Friday, September 14, 2012

Please Stare

[ed. Wow, Sasha Weiss. What a great piece of writing.]

Entering the big tent at Lincoln Center, where most of the marquee shows at New York City’s fashion week took place, you feel transported to the scene in the “Hunger Games” movie, where the Capitol’s élite gather to observe the presentation of the new tributes, dressed in their metallic and feathered finest. The figures at Lincoln Center are humans, but humans who have imagined themselves into some mirrored universe, where women walk on craggy stilts, lips are colored the darkest crimson, and nearly seven-foot-tall men in hot pants show off their legs. They drift around the lobby, eyeing one another (eyes, too, are dramatically painted here, often in gold). Occasionally, homage is paid to a particularly daring outfit by means of a photograph.

I thought of the “Hunger Games” because that scene (the most visually arresting one in the film) is designed like a satanic fashion show, the runway serving as a conveyor belt for young children compelled to enact the desires of the powerful for beauty and bloodshed. “Hunger Games” isn’t the only pop-cultural artifact that primes us to view fashion as an expression of some inner rot, as vanity, a grasp at wealth, the shallow aspirations of a classist society. Even the shows devoted to its practice, like “Project Runway” and “America’s Next Top Model,” make fashion into a ruthless competition, presided over by stern, frosty judges (mostly women).

I didn’t expect to love the shows as I did, but I found them surprisingly joyous affairs. Watching them, we’re given permission to project ourselves into idealized, adventuresome future lives—ones that involve shimmering, jewel-toned gowns, stiff metallic trench coats, and flowing pants suits screen printed with images of highways—but we’re pulled even more forcefully to imagine our pasts. The fashion show—which begins with all the calculation and jostling of regular life—ends up depositing us somewhere back in the realm of childhood: before our personalities had coalesced, when we encountered ourselves in mirrors, wondered about who we might become, and pretended.

* * *

In New York, people stare at one another all the time, but it’s usually surreptitious: a flickering once-over walking down Spring street, checking out someone’s jeans. At fashion week, looking is the point. The waiting to enter the shows, and then the waiting for them to start, is interminable, and seems designed to stoke the study of others. Massed in a pack that reluctantly forms a line, the fashionistas gather at the entrance to a show, gobbling each other up with their eyes. (I spy, on the way into Nanette Lepore: many Louis Vuitton totes; a hideous crocheted poncho in garish colors layered over a flared leather miniskirt; a man and a woman who look to be in their eighties, both immaculately attired, the woman in black Chanel with leopard shoes.)
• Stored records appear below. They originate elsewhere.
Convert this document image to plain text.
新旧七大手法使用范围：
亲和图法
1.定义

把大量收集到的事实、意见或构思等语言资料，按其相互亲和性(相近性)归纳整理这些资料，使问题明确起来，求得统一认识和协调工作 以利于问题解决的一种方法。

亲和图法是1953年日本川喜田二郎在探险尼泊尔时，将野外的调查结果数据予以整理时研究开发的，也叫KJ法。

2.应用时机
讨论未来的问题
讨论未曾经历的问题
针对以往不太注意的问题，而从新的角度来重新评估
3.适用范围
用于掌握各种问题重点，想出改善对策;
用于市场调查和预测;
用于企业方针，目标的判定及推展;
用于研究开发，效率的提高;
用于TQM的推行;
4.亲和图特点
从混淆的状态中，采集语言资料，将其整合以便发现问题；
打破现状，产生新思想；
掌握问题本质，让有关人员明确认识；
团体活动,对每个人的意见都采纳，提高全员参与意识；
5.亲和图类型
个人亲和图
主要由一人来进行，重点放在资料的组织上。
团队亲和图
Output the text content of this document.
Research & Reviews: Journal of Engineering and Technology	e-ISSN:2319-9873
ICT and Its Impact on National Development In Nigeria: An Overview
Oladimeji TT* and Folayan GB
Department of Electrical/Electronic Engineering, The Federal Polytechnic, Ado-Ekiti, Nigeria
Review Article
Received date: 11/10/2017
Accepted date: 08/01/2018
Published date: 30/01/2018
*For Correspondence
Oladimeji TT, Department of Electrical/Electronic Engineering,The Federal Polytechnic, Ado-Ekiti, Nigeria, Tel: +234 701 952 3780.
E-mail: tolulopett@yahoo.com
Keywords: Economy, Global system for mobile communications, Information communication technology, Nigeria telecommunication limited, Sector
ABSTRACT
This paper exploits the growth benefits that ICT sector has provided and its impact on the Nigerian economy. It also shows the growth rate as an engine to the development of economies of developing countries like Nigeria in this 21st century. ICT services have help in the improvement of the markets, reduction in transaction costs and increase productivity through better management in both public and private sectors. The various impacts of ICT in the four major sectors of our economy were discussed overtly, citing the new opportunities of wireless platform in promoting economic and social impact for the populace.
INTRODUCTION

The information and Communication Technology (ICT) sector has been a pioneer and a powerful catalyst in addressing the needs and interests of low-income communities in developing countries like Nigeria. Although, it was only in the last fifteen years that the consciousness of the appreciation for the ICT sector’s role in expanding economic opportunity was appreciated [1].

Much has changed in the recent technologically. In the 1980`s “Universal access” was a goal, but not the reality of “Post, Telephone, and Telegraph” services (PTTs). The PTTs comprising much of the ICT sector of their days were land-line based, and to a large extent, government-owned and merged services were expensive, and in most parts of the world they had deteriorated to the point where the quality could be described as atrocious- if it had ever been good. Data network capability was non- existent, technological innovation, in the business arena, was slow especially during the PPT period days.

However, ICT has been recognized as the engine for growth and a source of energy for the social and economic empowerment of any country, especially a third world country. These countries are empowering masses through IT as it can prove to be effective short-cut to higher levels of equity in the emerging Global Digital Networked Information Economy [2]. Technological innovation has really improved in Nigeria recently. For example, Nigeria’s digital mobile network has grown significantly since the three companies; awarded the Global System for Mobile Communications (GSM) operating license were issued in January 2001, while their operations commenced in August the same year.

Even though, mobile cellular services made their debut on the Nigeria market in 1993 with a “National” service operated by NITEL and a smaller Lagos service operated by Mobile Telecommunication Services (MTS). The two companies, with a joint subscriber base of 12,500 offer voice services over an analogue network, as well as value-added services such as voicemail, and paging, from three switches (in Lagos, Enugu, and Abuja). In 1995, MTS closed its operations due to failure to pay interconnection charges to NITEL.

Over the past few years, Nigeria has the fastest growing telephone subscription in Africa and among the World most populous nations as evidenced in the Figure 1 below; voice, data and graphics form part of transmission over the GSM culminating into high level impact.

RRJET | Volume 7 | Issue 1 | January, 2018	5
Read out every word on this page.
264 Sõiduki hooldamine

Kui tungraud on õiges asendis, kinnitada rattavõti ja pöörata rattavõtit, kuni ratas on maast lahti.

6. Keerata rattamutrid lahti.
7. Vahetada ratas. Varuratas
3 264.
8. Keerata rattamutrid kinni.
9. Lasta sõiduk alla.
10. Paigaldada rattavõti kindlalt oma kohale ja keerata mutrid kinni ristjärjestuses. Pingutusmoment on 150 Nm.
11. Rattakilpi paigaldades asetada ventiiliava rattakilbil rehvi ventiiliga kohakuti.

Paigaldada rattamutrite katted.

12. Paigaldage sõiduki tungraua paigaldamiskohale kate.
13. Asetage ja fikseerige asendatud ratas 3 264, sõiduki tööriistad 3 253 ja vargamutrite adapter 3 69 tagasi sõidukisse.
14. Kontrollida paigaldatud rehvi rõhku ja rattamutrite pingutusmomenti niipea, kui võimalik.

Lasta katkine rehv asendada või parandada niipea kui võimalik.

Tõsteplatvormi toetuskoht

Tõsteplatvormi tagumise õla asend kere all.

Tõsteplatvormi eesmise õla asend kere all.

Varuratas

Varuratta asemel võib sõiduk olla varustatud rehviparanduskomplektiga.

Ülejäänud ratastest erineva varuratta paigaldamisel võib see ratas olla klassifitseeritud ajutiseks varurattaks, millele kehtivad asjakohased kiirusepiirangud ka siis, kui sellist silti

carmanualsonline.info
When we’re finally allowed to go in, the room itself is like a giant, blinking eye. At the back wall, hundreds of photographers have arranged themselves, nearly on top of one another, on rafters, creating a wall of jutting cameras. Lining the room are rows of benches and the spectators pile in (buyers, journalists, models, and the pure lovers of fashion, who one can spot because of the inventiveness of their outfits. I watched one latecomer navigate through a thicket of legs to reach her seat in four-inch platformed Oxfords, wearing stripes in all directions, to match her hair, which had one streak of white). We’re seated in descending order of importance—the well-known writers, editors, and models in the front row, closest to the catwalk. I’m in the standing room section, the better to survey the room.

A strobe-like flashing somewhere down below indicates the presence of a celebrity surrounded by cameras. I can see the fit silhouette of a woman in a haze of light. Someone near me murmurs that it’s Edie Falco. Even a crowd of that size (five hundred, easily, in the big tent’s main space) quickly becomes a hive, its lines of hierarchy drawn in thick black. The lights are low, with a glow of illumination from the stage and static of voices, and then, as in the theatre, the room turns a shade darker, the talking subsides. There’s a beat of anticipation, and the bright lights snap on.

Hundreds of well-dressed, strategizing people who have spent the last thirty minutes comparing themselves to one another incline their heads and their attention toward the runway. In this moment, they all want the same thing: to watch the beautiful parade.